Saya ingat dulu, karena saya begitu termakan doktrin bahwa mata kuliah IBD
tidak berguna dan bisa melemahkan iman saya seringkali membolos kalau ada
latihan menari sampai saya sempat dibenci teman-teman saya. Kembali kepada
agenda PKS ini sebagai perpanjangan tangan dari Kerajaan Saudi (kerajaan yang
didirikan Zionist yang juga mendirikan Wahabisme) tujuan utamanya adalah agar
kekuasaan Arab bisa mencapai Indonesia mengingat satu-satunya sumber devisa
Arab adalah minyak yang diperkirakan akan habis pada tahun 2050 dan melalui
jamaah haji.
Indonesia
adalah negara yang sangat kaya sumber daya alam dan merupakan umat muslim
terbesar di dunia. Bahkan jika seluruh umat muslim di Ttimur Tengah disatukan, umat
muslim Indonesia masih jauh lebih banyak. Untuk itu, agar dapat bertahan secara
ekonomi, maka Arab Saudi harus bisa merebut Indonesia dan cara yang paling jitu
adalah melalui invasi kebudayaan.
Islam
dibuat menjadi satu gaya Arab Saudi, sehingga budaya Arab Saudi (yang
sebenarnya tidak Islami itu) akan dianggap Islam oleh masyarakat Indonesia yang
relative masih kurang terdidik dan secara emosional masih sangat fanatik
terhadap agama.
Tidak
banyak orang PKS yang tahu soal ini, hanya segelintir saja yang memahaminya.
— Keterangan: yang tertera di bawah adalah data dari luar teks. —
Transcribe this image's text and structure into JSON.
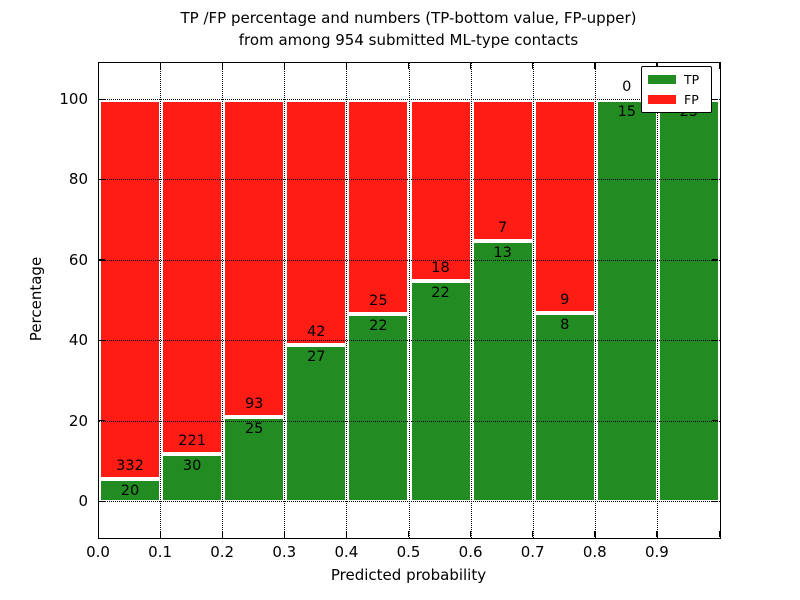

Mereka menduduki posisi-posisi strategis dalam pemerintahan agar dapat lebih
memudahkan agendanya. Sentimen keagamaan terus dipakai untuk meraih simpati
masyarakat. Sehingga berbagai produk kebijakan seperti Perda Syariat, UU APP,
dll. yang rata-rata hanya sekedar mengurus masalah cara berpakaian semata akan
dengan bangganya diterima oleh masyarakat muslim yang naif sebagai keberhasilan
Islam. Orang-orang PKS sebenarnya layak disebut orang yang memperdagangkan
Islam ketika mereka memahami Islam secara labeling semata.